What are the consequences of bad data? How do you solve data quality issues? These were the challenges when I joined a team trying to build a new reporting platform. Here's what I learned on the way
Why are there so many bugs with our analytics product!? This was the question heard far too often in my workplace. It even led to some of our customers losing faith in the entire product as a whole. As an outsider to the team, I assumed it was due to software quality issues. It wasn’t really my problem though... until it became my problem.

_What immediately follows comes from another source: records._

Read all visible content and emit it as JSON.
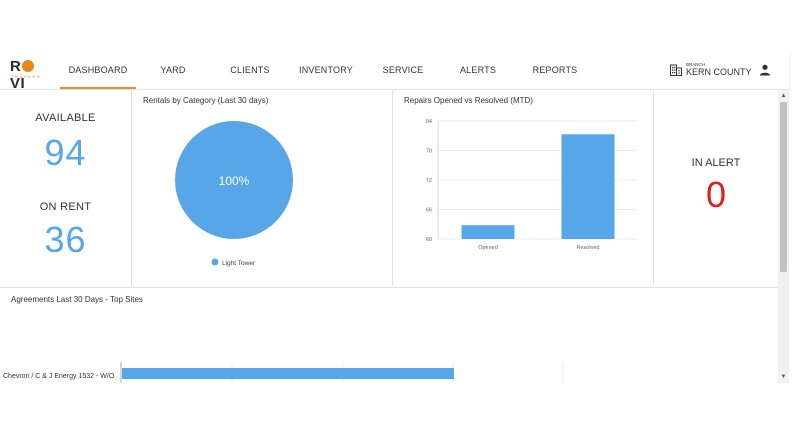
{
  "brand": {
    "name_a": "R",
    "name_b": "VI",
    "tagline": "TRACKER",
    "accent": "#e8860f"
  },
  "nav": {
    "tabs": [
      {
        "label": "DASHBOARD",
        "active": true
      },
      {
        "label": "YARD",
        "active": false
      },
      {
        "label": "CLIENTS",
        "active": false
      },
      {
        "label": "INVENTORY",
        "active": false
      },
      {
        "label": "SERVICE",
        "active": false
      },
      {
        "label": "ALERTS",
        "active": false
      },
      {
        "label": "REPORTS",
        "active": false
      }
    ],
    "branch_label": "BRANCH",
    "branch_name": "KERN COUNTY"
  },
  "stats": {
    "available_label": "AVAILABLE",
    "available_value": "94",
    "on_rent_label": "ON RENT",
    "on_rent_value": "36"
  },
  "alert": {
    "label": "IN ALERT",
    "value": "0"
  },
  "rentals": {
    "title": "Rentals by Category (Last 30 days)"
  },
  "repairs": {
    "title": "Repairs Opened vs Resolved (MTD)"
  },
  "agreements": {
    "title": "Agreements Last 30 Days - Top Sites"
  },
  "colors": {
    "primary": "#57a7e8",
    "alert": "#e02020",
    "active_tab": "#f28a1f"
  },
  "chart_data": [
    {
      "type": "pie",
      "title": "Rentals by Category (Last 30 days)",
      "categories": [
        "Light Tower"
      ],
      "values": [
        100
      ],
      "data_labels": [
        "100%"
      ],
      "legend": "bottom"
    },
    {
      "type": "bar",
      "title": "Repairs Opened vs Resolved (MTD)",
      "categories": [
        "Opened",
        "Resolved"
      ],
      "values": [
        62.8,
        81.3
      ],
      "y_ticks": [
        60,
        66,
        72,
        78,
        84
      ],
      "ylim": [
        60,
        84
      ],
      "grid": true
    },
    {
      "type": "bar",
      "orientation": "horizontal",
      "title": "Agreements Last 30 Days - Top Sites",
      "categories": [
        "Chevron / C & J Energy 1532 - W/O"
      ],
      "values": [
        1
      ]
    }
  ]
}
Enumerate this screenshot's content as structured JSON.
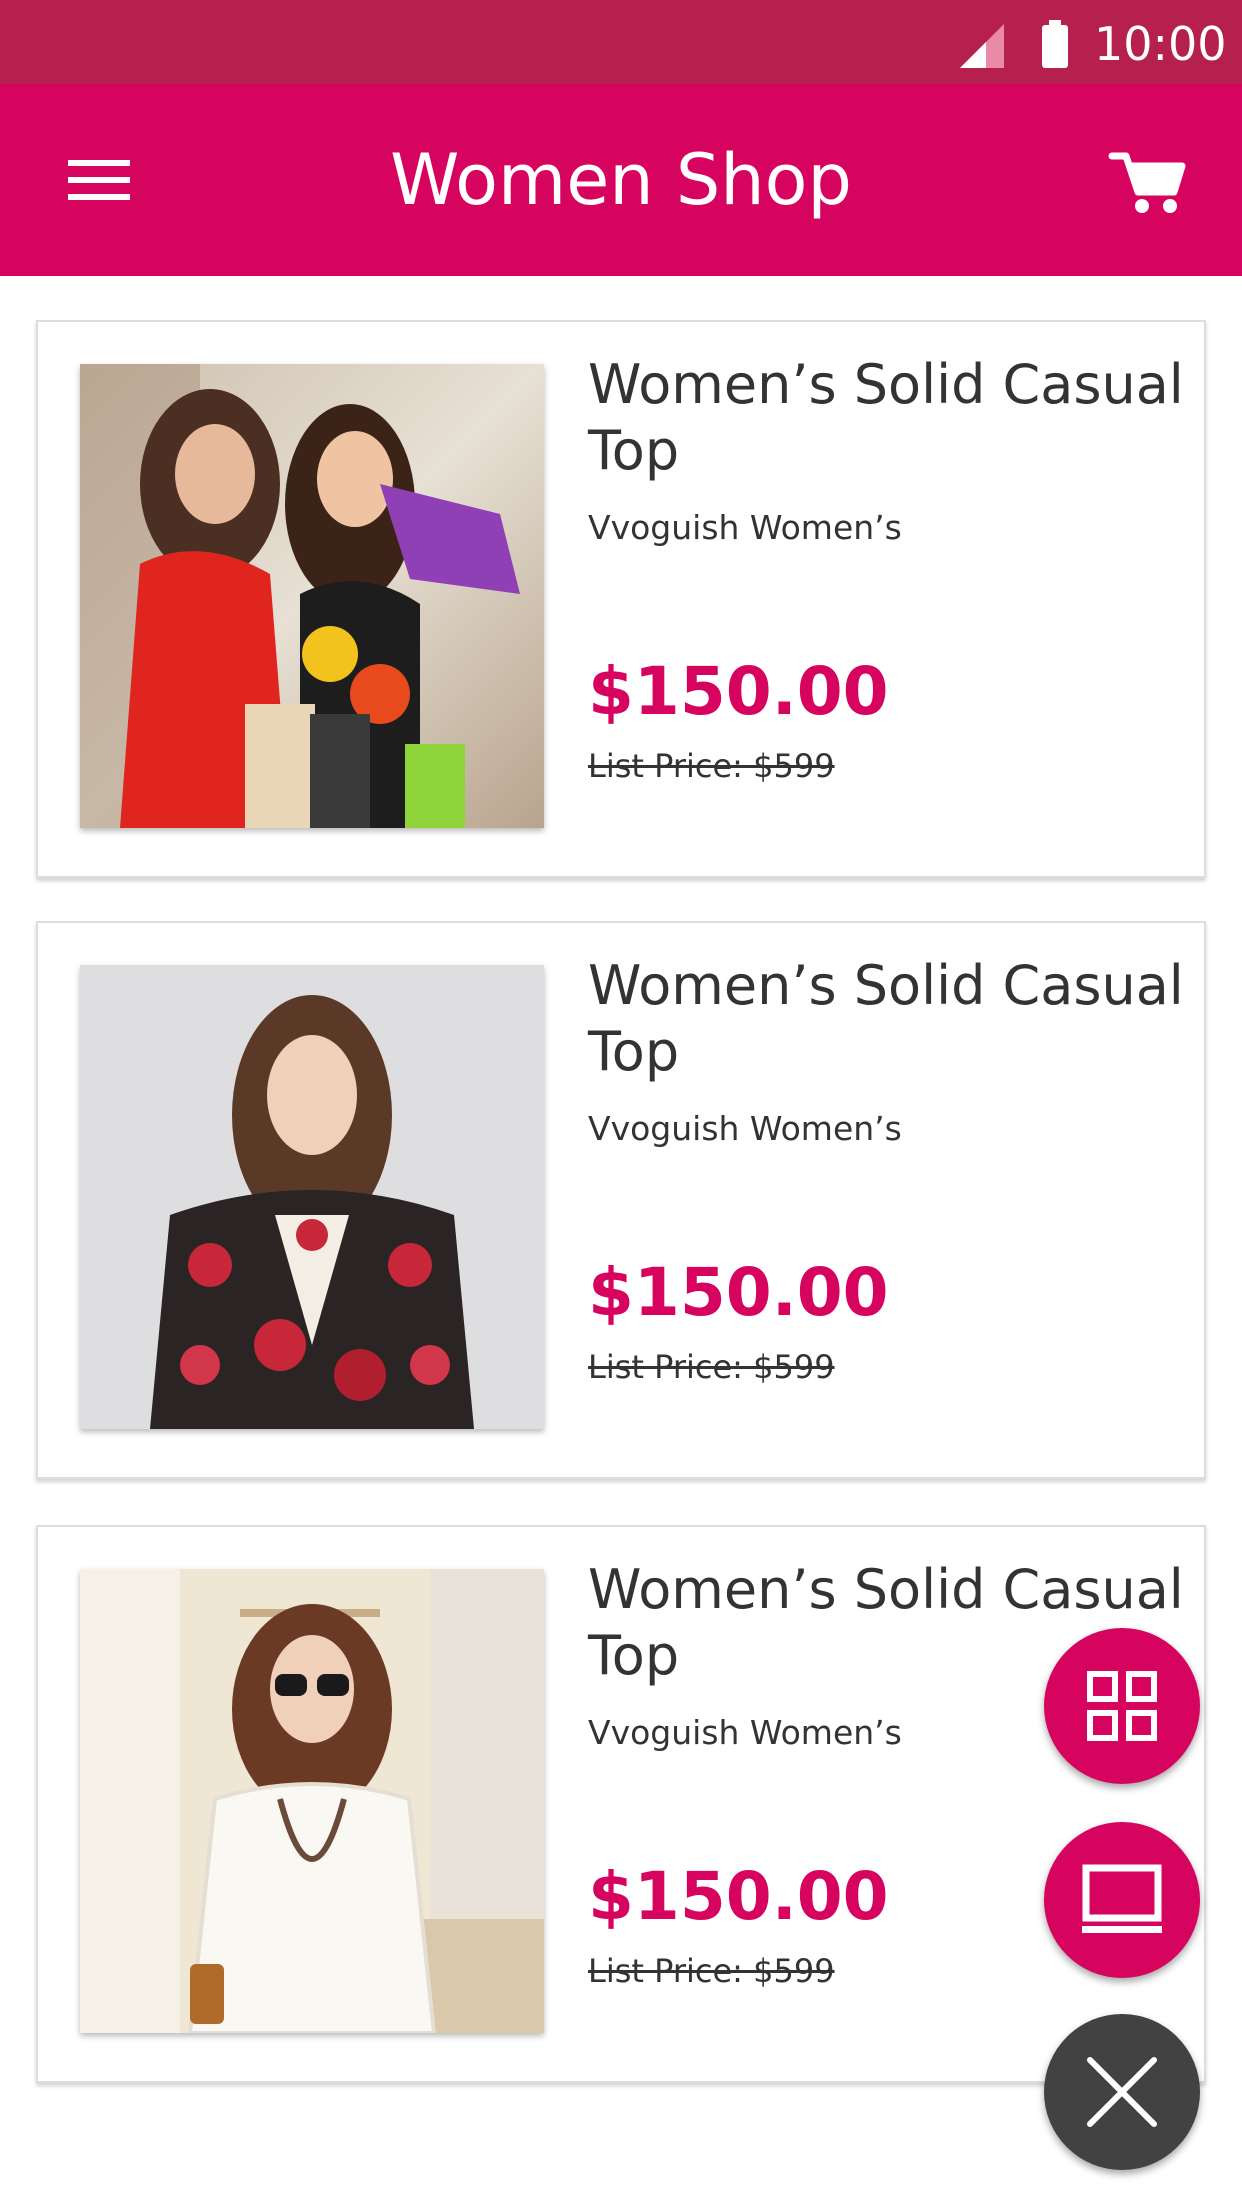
{
  "status_bar": {
    "time": "10:00"
  },
  "app_bar": {
    "title": "Women Shop"
  },
  "products": [
    {
      "title": "Women’s Solid Casual Top",
      "brand": "Vvoguish Women’s",
      "price": "$150.00",
      "list_price": "List Price: $599"
    },
    {
      "title": "Women’s Solid Casual Top",
      "brand": "Vvoguish Women’s",
      "price": "$150.00",
      "list_price": "List Price: $599"
    },
    {
      "title": "Women’s Solid Casual Top",
      "brand": "Vvoguish Women’s",
      "price": "$150.00",
      "list_price": "List Price: $599"
    }
  ],
  "icons": {
    "menu": "menu-icon",
    "cart": "cart-icon",
    "grid": "grid-view-icon",
    "view": "laptop-view-icon",
    "close": "close-icon"
  },
  "colors": {
    "status_bar": "#b5204f",
    "primary": "#d6045f",
    "fab_close": "#424242",
    "text": "#333333"
  }
}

I decided to join the analytics team to help test a new reporting platform and now I had to get myself up to speed on how to test big data and quick! I soon learned the problem wasn’t anything to do with how the analytics team was building software. It was the quality of the data generated throughout the entire system. The reports were just shining a spotlight on these data quality issues. Garbage in, garbage out! Now the question was how do we detect, correct and prevent these data-related issues. The team was building a new reporting platform which in itself was a challenge, but it also presented a great opportunity. We had the chance to build a testable, observable system with data quality in mind from the outset.
In this talk I’ll go through the strategy we developed for testing big data at the start of the project. How we implemented tests for data quality, accuracy and availability throughout the system. How we also ensured the system was performant and robust when dealing with large volumes of data. Finally, I’ll highlight the importance of getting talented developers and software architects onboard when you want to create a testable system.